Talking with Your Patient About ED

 

Your patients with ED may be sensitive when it comes to discussing problems with sexual intimacy, but it is important to talk with your patients about their sexual health:

Your patient's overall medical health: ED may be linked to common vascular conditions such as cardiovascular disease. By evaluating your patients for ED, you may identify additional, undiagnosed medical conditions.

Patients may be reluctant to discuss ED with you. Religious and cultural issues may also make it difficult for patients to open up regarding their sexual function.

 

Discussing ED To start a conversation about ED and help patients feel more comfortable, it is important to let them know that ED is a common condition that can be treated successfully in most men.

 

You may want to share some of the following ED facts with your patients:

  • ED is defined as the inability to achieve and maintain an erection sufficient to permit satisfactory   intercourse.

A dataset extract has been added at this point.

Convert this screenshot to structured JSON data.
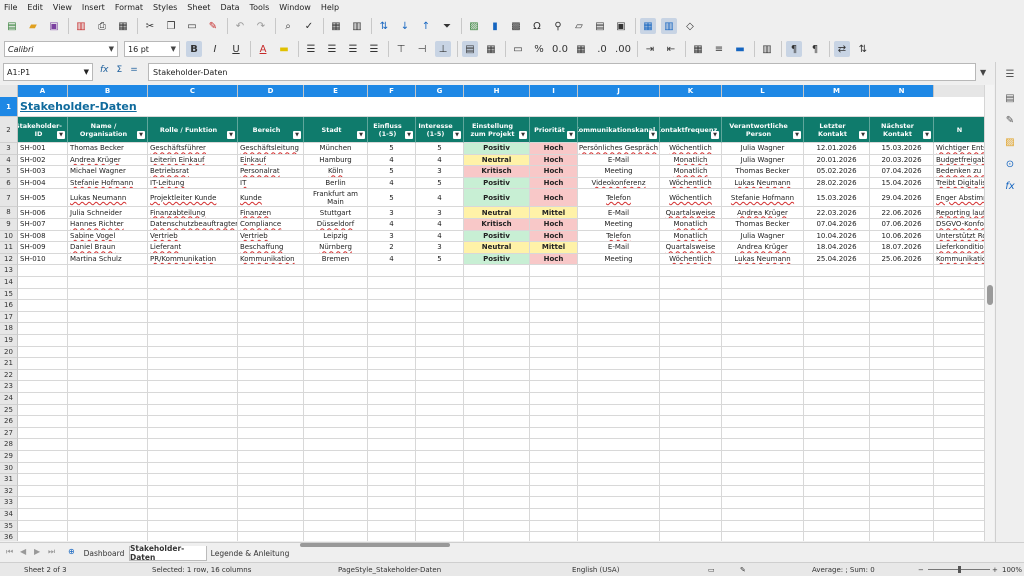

  • Up to 30 million men in the U.S. experience ED1

  • Incidence increases with age: the overall prevalence of ED in a cohort of men 40 to 70 years old    was 52%; by age 70, the prevalence may be as high as 67%2

 

ED is treatable in most men. More men have been seeking help and returning to sexual activity because of improved treatments for ED Educating your patient regarding the common nature of ED may help to counteract some of the stigma associated with the condition.

 

If your patient has diabetes or other ED-related condition such as cardiovascular disease, you can discuss the association of these conditions with ED. Starting the conversation this way may put the patient at ease and allow him to share with you any erectile function problems he may be having.

 

1. NIH Consensus Conference. Impotence. NIH Consensus Development Panel on Impotence JAMA. 1993;270(1):83-90.

2. Feldman HA, Goldstein I, Hatzichristou DG, et al. Impotence and its medical and psychosocial correlates: results of the Massachusetts Male Aging Study. J Urol. 1994;151(1):54-61.